Framingham heart study Merits
Although the Framingham heart study cohort is primarily
Caucasian, the study is applicable universally. The risk factors identified in
this group is relevant among international racial and ethnic groups even though
the distribution may vary from group to group.
- The study has the credit of producing approximately
1,200 articles in leading medical journals.
- The Framingham
heart study has yielded most important knowledge about risk factors for
cardio vascular disease such as high blood cholesterol and high blood
pressure.
- Framingham
heart study has announced further new projects in its ongoing study of
risk for cardiovascular disease and its investigators are expanding their
research horizons into other areas such as the role of genetic factors in
CVD.
Potential limitations of the Framingham heart study
- The risk estimating score sheets are only for persons
without known heart disease
- The study's risk algorithm encompasses only coronary
heart disease and not other heart and vascular diseases.
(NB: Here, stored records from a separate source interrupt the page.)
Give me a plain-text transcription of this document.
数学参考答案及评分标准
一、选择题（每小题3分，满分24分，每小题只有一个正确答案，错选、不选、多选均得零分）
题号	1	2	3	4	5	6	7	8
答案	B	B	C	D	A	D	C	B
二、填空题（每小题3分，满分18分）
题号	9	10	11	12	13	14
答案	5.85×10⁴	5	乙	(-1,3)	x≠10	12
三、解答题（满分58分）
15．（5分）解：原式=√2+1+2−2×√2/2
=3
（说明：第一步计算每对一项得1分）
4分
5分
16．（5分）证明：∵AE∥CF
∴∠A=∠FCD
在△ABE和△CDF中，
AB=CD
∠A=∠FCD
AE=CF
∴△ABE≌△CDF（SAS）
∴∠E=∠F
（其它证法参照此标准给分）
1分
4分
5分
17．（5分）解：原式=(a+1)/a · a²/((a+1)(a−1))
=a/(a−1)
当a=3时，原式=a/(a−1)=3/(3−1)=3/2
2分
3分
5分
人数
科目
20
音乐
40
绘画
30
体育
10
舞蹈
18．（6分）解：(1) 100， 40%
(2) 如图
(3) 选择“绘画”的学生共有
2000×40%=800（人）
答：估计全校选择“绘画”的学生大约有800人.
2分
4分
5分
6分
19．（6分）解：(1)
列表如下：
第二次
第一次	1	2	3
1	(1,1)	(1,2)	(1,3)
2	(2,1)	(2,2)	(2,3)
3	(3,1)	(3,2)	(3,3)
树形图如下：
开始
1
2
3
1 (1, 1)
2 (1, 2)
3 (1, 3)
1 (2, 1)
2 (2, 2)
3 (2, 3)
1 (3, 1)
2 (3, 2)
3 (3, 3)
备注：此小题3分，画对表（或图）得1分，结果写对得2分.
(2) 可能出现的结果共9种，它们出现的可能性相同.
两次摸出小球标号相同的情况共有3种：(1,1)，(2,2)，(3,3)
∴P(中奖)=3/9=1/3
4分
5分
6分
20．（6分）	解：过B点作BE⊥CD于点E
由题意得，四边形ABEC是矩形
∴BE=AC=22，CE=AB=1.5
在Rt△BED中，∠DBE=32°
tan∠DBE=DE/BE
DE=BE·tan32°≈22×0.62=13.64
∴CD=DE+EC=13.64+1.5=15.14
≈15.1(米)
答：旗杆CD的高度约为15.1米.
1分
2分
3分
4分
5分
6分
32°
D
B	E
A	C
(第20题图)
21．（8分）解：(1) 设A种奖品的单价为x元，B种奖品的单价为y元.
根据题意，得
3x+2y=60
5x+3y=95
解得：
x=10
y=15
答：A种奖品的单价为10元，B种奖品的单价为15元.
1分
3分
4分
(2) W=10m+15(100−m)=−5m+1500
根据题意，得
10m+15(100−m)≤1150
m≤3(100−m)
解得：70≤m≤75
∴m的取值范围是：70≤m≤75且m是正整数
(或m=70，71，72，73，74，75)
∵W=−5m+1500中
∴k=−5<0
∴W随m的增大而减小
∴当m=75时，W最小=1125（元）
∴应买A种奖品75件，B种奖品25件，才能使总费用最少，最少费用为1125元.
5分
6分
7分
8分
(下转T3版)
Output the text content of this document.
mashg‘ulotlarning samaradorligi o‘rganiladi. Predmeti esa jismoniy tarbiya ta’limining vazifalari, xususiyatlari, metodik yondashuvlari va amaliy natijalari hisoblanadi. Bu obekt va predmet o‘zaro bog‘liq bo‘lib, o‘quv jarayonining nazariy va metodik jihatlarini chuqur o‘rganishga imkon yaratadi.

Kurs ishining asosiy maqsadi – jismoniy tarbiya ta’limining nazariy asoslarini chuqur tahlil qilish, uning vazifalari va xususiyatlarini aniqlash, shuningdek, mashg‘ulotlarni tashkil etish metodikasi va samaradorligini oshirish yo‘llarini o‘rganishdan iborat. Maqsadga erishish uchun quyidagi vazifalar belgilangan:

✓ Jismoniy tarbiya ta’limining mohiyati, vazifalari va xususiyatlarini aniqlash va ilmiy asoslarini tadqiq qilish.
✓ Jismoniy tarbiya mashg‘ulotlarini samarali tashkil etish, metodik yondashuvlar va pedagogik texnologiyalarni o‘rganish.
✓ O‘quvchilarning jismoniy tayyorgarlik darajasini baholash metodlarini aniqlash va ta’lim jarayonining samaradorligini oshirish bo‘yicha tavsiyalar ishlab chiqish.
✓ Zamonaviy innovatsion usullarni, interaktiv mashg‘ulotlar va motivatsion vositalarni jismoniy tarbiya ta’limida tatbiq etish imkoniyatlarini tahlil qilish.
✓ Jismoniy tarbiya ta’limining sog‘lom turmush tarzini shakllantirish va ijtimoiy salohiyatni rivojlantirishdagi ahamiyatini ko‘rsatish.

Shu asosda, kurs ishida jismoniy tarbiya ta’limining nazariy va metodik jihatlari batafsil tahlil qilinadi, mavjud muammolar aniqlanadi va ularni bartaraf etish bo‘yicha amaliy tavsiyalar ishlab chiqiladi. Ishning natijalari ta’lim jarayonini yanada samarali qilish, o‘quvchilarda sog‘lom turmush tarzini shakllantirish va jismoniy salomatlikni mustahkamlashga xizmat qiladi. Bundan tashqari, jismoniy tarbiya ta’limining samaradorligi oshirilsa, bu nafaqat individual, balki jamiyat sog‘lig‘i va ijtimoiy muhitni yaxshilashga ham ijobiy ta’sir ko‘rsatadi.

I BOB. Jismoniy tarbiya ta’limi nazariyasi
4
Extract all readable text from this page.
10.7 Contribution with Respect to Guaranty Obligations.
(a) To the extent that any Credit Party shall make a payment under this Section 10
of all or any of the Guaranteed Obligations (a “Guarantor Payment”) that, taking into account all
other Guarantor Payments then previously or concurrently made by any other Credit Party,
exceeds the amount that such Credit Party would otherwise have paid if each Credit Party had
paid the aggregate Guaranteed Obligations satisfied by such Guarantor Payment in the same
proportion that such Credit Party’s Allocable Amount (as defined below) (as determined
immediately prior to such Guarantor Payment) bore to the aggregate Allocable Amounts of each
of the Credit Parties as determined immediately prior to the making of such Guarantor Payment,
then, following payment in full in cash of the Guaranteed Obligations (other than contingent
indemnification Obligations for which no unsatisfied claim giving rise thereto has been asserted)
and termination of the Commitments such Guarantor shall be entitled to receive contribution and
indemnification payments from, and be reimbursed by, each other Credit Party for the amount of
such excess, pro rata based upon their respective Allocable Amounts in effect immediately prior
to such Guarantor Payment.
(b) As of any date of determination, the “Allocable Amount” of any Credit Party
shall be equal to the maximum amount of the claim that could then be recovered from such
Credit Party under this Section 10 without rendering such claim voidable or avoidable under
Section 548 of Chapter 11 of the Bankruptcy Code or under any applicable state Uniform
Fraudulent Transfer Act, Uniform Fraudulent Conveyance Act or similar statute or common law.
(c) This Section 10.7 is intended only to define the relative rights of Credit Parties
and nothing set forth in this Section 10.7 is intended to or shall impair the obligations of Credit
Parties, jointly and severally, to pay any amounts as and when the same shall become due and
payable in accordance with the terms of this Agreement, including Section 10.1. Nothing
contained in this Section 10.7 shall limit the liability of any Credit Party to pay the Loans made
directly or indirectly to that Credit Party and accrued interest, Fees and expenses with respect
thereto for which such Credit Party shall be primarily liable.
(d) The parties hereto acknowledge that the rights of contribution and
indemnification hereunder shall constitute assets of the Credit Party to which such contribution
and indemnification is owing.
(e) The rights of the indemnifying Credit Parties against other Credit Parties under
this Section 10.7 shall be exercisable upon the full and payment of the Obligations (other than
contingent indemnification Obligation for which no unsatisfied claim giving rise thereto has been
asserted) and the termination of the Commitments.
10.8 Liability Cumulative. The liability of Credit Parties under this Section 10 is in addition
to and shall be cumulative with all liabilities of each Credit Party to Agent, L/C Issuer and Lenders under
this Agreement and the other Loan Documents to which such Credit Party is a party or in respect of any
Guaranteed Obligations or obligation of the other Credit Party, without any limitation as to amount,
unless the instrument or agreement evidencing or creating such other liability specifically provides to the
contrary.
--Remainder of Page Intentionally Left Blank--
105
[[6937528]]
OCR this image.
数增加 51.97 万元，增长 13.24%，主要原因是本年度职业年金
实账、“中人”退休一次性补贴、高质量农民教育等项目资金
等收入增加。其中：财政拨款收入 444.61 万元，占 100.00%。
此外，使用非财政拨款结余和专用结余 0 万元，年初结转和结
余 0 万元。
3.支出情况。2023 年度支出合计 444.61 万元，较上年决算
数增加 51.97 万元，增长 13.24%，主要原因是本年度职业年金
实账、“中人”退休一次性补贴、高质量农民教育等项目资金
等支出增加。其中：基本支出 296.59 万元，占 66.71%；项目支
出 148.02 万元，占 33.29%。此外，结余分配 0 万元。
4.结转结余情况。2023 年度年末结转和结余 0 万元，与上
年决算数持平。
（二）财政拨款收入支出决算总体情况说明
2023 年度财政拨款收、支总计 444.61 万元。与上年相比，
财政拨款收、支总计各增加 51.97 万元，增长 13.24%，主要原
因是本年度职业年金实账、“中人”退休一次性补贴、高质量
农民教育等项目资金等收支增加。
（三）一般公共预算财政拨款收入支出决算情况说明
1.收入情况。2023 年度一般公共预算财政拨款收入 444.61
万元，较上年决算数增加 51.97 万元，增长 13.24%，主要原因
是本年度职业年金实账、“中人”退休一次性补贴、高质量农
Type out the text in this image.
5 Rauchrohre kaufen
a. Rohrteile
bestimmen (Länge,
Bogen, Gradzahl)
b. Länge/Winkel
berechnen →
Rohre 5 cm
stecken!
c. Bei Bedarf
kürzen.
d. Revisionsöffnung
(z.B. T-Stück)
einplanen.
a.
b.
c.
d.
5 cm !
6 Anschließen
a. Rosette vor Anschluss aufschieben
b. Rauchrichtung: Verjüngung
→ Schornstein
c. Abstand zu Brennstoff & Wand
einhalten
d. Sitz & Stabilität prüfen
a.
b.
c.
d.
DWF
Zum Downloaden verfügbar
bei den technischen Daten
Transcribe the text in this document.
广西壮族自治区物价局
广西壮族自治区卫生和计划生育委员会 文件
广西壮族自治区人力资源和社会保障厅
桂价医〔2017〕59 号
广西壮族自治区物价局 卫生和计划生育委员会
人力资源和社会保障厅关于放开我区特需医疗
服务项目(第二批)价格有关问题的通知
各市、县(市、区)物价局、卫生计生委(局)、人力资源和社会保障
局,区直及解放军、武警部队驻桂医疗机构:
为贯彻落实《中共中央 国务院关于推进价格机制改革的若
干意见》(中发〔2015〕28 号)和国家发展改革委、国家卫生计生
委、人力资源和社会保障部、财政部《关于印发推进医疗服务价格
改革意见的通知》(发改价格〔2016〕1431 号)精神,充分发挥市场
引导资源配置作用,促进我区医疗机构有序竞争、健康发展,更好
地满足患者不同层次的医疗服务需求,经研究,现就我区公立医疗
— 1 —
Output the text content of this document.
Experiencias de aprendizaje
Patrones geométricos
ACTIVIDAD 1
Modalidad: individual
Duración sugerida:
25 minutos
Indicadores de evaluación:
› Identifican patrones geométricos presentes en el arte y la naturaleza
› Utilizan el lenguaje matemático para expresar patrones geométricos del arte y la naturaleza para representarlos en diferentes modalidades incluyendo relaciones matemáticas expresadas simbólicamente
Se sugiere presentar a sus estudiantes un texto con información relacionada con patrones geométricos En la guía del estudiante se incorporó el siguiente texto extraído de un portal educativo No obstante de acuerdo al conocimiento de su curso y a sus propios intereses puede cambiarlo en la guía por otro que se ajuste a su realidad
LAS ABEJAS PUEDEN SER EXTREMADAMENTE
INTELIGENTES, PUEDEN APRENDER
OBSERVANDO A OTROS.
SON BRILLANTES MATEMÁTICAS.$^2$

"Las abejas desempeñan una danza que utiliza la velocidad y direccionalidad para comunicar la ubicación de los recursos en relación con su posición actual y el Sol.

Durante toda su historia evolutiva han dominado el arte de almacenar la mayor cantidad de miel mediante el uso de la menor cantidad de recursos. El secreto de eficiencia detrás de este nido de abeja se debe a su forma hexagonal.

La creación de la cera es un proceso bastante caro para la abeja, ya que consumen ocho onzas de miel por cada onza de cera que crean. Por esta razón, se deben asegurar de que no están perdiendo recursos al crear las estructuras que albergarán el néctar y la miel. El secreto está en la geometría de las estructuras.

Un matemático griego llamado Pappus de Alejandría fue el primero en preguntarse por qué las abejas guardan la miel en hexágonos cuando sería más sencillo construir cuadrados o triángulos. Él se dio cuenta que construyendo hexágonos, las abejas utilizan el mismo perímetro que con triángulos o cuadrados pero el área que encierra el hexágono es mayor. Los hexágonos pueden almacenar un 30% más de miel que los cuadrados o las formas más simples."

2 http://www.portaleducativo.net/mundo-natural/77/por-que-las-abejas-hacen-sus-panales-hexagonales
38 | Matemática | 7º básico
- Age is a prominent determinant of CHD risk score and
the 10-year hazards of CHD are on average high in older persons.
- The Framingham
subjects may have been motivated to modify risk factors and this in turn
could have decreased life time risk for CHD.
- The Framingham
risk assessment reveals under prediction in high risk population and over
prediction in lower risk population.
Despite its limitations, Framingham heart study has produced landmark
report on the predictive power of blood pressure, blood cholesterol level and
cigarette smoking for heart and blood vessel diseases. It has no doubt sparked a revolution in
understanding the individual and mass causes as well as the preventability of
heart attack and stroke in the US in particular and all over the world in general.